All babies have a genital tubercle, informally called a “nub” seen between the legs. The node usually develops around 11 to 13 weeks. According to the knot theory, the baby is a male if the knot points at an angle greater than 30 degrees to the spine. The baby is female if the knot is parallel to the spine or less than 10 degrees from the spine.
When the knot theory was tested on 656 singleton pregnancies (one baby) in a controlled study, it was possible to identify the sex of 93% of the babies.
WebMD

NIPT test: This test analyzes the infant’s DNA after extracting it from the mother-to-be’s blood. This test can be used no earlier than 10 weeks gestation. NIPT detects the most common form of trisomy 13 (Patau syndrome), 18 (Edwards syndrome) and 21 (Down syndrome) and identifies the sex of the baby, explains the Dubai-based Fakih IVF Fertility Center.

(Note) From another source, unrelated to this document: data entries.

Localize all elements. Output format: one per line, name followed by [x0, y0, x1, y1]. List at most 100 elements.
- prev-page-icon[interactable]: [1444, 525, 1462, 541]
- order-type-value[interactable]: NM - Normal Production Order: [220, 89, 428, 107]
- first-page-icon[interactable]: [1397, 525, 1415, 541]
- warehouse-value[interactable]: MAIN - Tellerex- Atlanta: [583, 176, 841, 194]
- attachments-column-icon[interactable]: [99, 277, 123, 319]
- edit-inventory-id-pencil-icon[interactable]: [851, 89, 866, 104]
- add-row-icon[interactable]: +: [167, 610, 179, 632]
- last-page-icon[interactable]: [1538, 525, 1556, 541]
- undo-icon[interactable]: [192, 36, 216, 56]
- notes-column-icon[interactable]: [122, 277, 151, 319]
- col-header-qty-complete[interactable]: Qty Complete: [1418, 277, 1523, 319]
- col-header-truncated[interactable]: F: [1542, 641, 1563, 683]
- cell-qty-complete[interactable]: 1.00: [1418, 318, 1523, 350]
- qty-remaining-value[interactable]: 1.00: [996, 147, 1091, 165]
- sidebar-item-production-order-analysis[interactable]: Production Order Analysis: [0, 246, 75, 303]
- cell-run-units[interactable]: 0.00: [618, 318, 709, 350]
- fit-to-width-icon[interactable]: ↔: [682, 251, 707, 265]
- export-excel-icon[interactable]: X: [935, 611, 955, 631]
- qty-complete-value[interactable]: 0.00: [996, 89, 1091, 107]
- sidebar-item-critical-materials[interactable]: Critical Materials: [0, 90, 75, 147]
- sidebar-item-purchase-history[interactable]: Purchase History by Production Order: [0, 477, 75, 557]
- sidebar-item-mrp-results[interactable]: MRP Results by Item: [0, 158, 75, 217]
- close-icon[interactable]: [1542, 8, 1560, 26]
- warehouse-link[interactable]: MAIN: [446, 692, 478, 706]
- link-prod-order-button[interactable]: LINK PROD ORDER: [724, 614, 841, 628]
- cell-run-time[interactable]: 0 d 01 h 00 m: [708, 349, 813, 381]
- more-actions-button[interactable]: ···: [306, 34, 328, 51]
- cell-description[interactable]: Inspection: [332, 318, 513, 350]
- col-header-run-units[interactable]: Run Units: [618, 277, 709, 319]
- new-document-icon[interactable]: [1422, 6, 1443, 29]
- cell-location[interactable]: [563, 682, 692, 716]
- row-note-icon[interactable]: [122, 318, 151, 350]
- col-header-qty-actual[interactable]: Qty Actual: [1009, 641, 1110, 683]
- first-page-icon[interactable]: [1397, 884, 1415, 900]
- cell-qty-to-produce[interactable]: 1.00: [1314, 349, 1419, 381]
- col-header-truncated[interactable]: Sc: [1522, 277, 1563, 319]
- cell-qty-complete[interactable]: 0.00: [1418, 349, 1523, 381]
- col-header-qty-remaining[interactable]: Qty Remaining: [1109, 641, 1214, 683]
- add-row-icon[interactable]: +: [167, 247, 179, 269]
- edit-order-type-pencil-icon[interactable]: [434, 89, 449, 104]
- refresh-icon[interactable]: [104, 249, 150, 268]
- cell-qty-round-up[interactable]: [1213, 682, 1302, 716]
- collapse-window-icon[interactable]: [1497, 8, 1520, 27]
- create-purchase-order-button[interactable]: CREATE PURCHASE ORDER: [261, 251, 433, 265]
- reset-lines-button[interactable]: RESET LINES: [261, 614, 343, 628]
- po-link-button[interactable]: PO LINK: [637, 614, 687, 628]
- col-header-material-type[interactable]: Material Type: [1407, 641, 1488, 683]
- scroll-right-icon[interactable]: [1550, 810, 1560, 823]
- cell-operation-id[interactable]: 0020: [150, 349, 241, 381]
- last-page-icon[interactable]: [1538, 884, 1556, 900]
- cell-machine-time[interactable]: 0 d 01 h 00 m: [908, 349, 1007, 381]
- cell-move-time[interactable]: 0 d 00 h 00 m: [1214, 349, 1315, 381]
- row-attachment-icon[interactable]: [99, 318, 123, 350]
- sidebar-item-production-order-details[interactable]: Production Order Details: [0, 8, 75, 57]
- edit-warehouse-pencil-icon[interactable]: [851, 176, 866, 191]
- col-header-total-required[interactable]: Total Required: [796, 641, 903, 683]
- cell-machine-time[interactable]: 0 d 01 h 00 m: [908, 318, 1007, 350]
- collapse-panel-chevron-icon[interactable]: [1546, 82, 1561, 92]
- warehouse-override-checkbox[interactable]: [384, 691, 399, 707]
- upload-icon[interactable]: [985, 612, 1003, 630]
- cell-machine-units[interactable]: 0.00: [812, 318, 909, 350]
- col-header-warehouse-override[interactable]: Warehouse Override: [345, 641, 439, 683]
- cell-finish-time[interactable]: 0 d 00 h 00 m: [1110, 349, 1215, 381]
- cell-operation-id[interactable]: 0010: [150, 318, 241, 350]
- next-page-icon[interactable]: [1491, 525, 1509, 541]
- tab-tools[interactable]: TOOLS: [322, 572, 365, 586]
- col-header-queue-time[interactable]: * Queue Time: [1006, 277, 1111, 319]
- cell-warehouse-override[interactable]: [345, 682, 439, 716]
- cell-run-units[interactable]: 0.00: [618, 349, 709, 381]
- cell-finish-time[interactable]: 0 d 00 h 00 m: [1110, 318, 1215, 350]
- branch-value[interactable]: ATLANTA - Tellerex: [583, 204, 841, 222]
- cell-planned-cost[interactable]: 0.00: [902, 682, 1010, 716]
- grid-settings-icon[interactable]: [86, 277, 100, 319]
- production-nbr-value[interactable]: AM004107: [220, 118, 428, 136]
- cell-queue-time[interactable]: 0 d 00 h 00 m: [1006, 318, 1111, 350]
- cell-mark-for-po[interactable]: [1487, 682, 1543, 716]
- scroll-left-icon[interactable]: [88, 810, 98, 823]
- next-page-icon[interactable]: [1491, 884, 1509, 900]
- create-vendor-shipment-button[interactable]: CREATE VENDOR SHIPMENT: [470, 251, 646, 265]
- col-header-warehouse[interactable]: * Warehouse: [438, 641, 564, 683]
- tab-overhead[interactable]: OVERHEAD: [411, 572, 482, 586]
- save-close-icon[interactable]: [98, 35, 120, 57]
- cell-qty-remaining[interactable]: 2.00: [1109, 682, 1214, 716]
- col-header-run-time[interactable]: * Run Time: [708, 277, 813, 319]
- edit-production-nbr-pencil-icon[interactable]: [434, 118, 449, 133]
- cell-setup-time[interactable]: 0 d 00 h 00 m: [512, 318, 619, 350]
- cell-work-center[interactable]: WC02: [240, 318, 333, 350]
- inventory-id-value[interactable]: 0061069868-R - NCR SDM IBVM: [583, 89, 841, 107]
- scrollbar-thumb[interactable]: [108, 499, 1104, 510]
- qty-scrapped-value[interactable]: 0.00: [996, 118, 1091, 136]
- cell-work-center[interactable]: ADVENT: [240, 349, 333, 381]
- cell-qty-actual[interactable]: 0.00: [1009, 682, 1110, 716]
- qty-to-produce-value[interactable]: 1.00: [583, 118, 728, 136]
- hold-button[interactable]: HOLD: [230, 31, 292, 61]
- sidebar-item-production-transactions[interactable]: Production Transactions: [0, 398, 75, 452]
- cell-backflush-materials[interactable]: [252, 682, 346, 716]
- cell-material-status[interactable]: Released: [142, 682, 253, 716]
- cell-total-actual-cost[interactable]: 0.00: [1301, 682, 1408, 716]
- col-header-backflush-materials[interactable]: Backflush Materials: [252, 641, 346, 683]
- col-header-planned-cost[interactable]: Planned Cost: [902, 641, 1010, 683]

Choriocentesis: During pregnancy, the placenta has wispy projections called chorionic villi, which share the baby’s genetic makeup, and testing them can reveal if a baby has a chromosomal disorder such as Down’s syndrome as well as other genetic conditions, such as cystic fibrosis, explains US-based Mayo Clinic.

Amniocentesis: Amniocentesis is a procedure used to remove a small sample of amniotic fluid for testing. It’s the fluid that surrounds the fetus in a pregnant woman, says US-based Johns Hopkins Medicine.

How common is misdiagnosis of sex?

Prime Medical Center Al Quasis Obstetrics and Gynecologist Dr. Smitha Balusamy says surprises like the ones Kristie and Peric received aren’t that common. “With the technology available, misreading the sex of an unborn child is a rarity – the chances of which depend on the method chosen and its timing during pregnancy,” she says.

With the technology available, it is rare to misread the gender of an unborn child.

-Dr Smitha Balusamy

NIPT, she says, is 99% accurate because it analyzes the baby’s DNA. However, if the test is performed before 10 weeks of gestation, the accuracy of the test may be questionable.

Using an ultrasound will give the best results – if the test is done between 18-22 weeks – it is 95-99% accurate.

Invasive tests such as CVS, on the other hand, are usually not done to verify gender, but can accurately diagnose it. These tests can only misinterpret sex in certain rare clinical disorders.